With lawmaker and consumer concern over mobile application privacy and security continuing to mount, the Electronic Frontier Foundation digital rights advocacy organization unveiled its Mobile User Privacy Bill of Rights, urging developers to build applications that follow the document's policies and practices.
The EFF proposes that developers should give users the right to exercise control over what personal data applications collect about them and how they use it, with a particular emphasis on concerns unique to mobile devices, e.g. address books and photos uploaded without express subscriber consent as well as location data. The EFF also stresses greater transparency around what data apps are accessing, how long the data is kept and with whom it will be shared.
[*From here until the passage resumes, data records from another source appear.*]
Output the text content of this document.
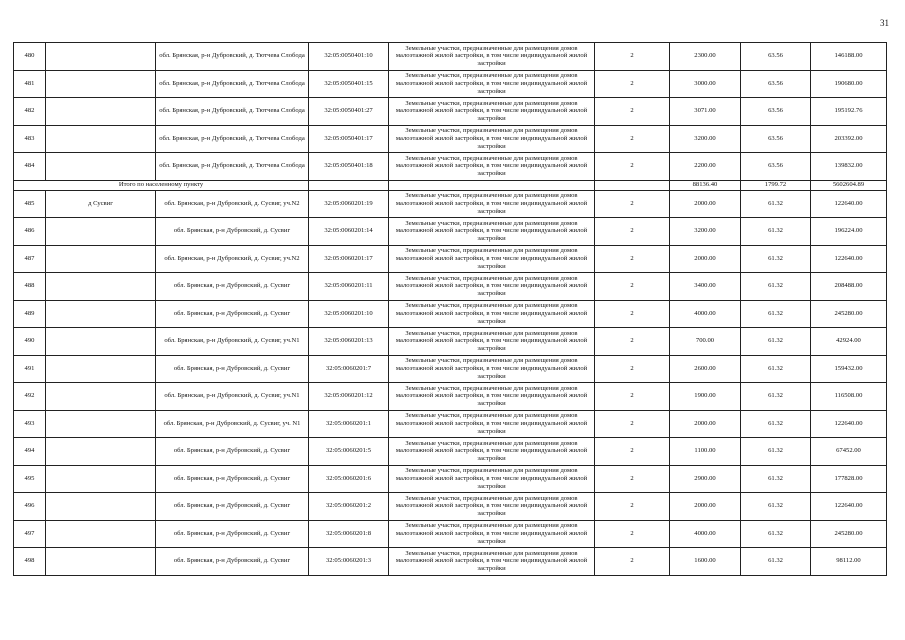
31
480		обл. Брянская, р-н Дубровский, д. Тютчева Слобода	32:05:0050401:10	Земельные участки, предназначенные для размещения домов малоэтажной жилой застройки, в том числе индивидуальной жилой застройки	2	2300.00	63.56	146188.00
481		обл. Брянская, р-н Дубровский, д. Тютчева Слобода	32:05:0050401:15	Земельные участки, предназначенные для размещения домов малоэтажной жилой застройки, в том числе индивидуальной жилой застройки	2	3000.00	63.56	190680.00
482		обл. Брянская, р-н Дубровский, д. Тютчева Слобода	32:05:0050401:27	Земельные участки, предназначенные для размещения домов малоэтажной жилой застройки, в том числе индивидуальной жилой застройки	2	3071.00	63.56	195192.76
483		обл. Брянская, р-н Дубровский, д. Тютчева Слобода	32:05:0050401:17	Земельные участки, предназначенные для размещения домов малоэтажной жилой застройки, в том числе индивидуальной жилой застройки	2	3200.00	63.56	203392.00
484		обл. Брянская, р-н Дубровский, д. Тютчева Слобода	32:05:0050401:18	Земельные участки, предназначенные для размещения домов малоэтажной жилой застройки, в том числе индивидуальной жилой застройки	2	2200.00	63.56	139832.00
Итого по населенному пункту						88136.40	1799.72	5602604.89
485	д Сусвиг	обл. Брянская, р-н Дубровский, д. Сусвиг, уч.N2	32:05:0060201:19	Земельные участки, предназначенные для размещения домов малоэтажной жилой застройки, в том числе индивидуальной жилой застройки	2	2000.00	61.32	122640.00
486		обл. Брянская, р-н Дубровский, д. Сусвиг	32:05:0060201:14	Земельные участки, предназначенные для размещения домов малоэтажной жилой застройки, в том числе индивидуальной жилой застройки	2	3200.00	61.32	196224.00
487		обл. Брянская, р-н Дубровский, д. Сусвиг, уч.N2	32:05:0060201:17	Земельные участки, предназначенные для размещения домов малоэтажной жилой застройки, в том числе индивидуальной жилой застройки	2	2000.00	61.32	122640.00
488		обл. Брянская, р-н Дубровский, д. Сусвиг	32:05:0060201:11	Земельные участки, предназначенные для размещения домов малоэтажной жилой застройки, в том числе индивидуальной жилой застройки	2	3400.00	61.32	208488.00
489		обл. Брянская, р-н Дубровский, д. Сусвиг	32:05:0060201:10	Земельные участки, предназначенные для размещения домов малоэтажной жилой застройки, в том числе индивидуальной жилой застройки	2	4000.00	61.32	245280.00
490		обл. Брянская, р-н Дубровский, д. Сусвиг, уч.N1	32:05:0060201:13	Земельные участки, предназначенные для размещения домов малоэтажной жилой застройки, в том числе индивидуальной жилой застройки	2	700.00	61.32	42924.00
491		обл. Брянская, р-н Дубровский, д. Сусвиг	32:05:0060201:7	Земельные участки, предназначенные для размещения домов малоэтажной жилой застройки, в том числе индивидуальной жилой застройки	2	2600.00	61.32	159432.00
492		обл. Брянская, р-н Дубровский, д. Сусвиг, уч.N1	32:05:0060201:12	Земельные участки, предназначенные для размещения домов малоэтажной жилой застройки, в том числе индивидуальной жилой застройки	2	1900.00	61.32	116508.00
493		обл. Брянская, р-н Дубровский, д. Сусвиг, уч. N1	32:05:0060201:1	Земельные участки, предназначенные для размещения домов малоэтажной жилой застройки, в том числе индивидуальной жилой застройки	2	2000.00	61.32	122640.00
494		обл. Брянская, р-н Дубровский, д. Сусвиг	32:05:0060201:5	Земельные участки, предназначенные для размещения домов малоэтажной жилой застройки, в том числе индивидуальной жилой застройки	2	1100.00	61.32	67452.00
495		обл. Брянская, р-н Дубровский, д. Сусвиг	32:05:0060201:6	Земельные участки, предназначенные для размещения домов малоэтажной жилой застройки, в том числе индивидуальной жилой застройки	2	2900.00	61.32	177828.00
496		обл. Брянская, р-н Дубровский, д. Сусвиг	32:05:0060201:2	Земельные участки, предназначенные для размещения домов малоэтажной жилой застройки, в том числе индивидуальной жилой застройки	2	2000.00	61.32	122640.00
497		обл. Брянская, р-н Дубровский, д. Сусвиг	32:05:0060201:8	Земельные участки, предназначенные для размещения домов малоэтажной жилой застройки, в том числе индивидуальной жилой застройки	2	4000.00	61.32	245280.00
498		обл. Брянская, р-н Дубровский, д. Сусвиг	32:05:0060201:3	Земельные участки, предназначенные для размещения домов малоэтажной жилой застройки, в том числе индивидуальной жилой застройки	2	1600.00	61.32	98112.00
The EFF adds developers should respect context, collecting data that is used or shared only in a manner consistent with how the information was provided--moreover, they should responsible for securing all data collected and stored, and accept accountability for the behavior of all software they create.
The EFF goes on to recommend specific practices that developers should embrace to guard user privacy, including data anonymization and obfuscation, secure data transit and storage, internal security, penetration testing and instituting Do Not Track settings at the operating system level. "These recommendations represent a baseline, and all the players--from the application developers to the platform providers to the ad networks and more--should work to meet and exceed them," EFF activist Parker Higgins writes on the EFF's Deeplinks Blog. "As the mobile app ecosystem has matured, users have come to expect sensible privacy policies and practices. It's time to deliver on those expectations."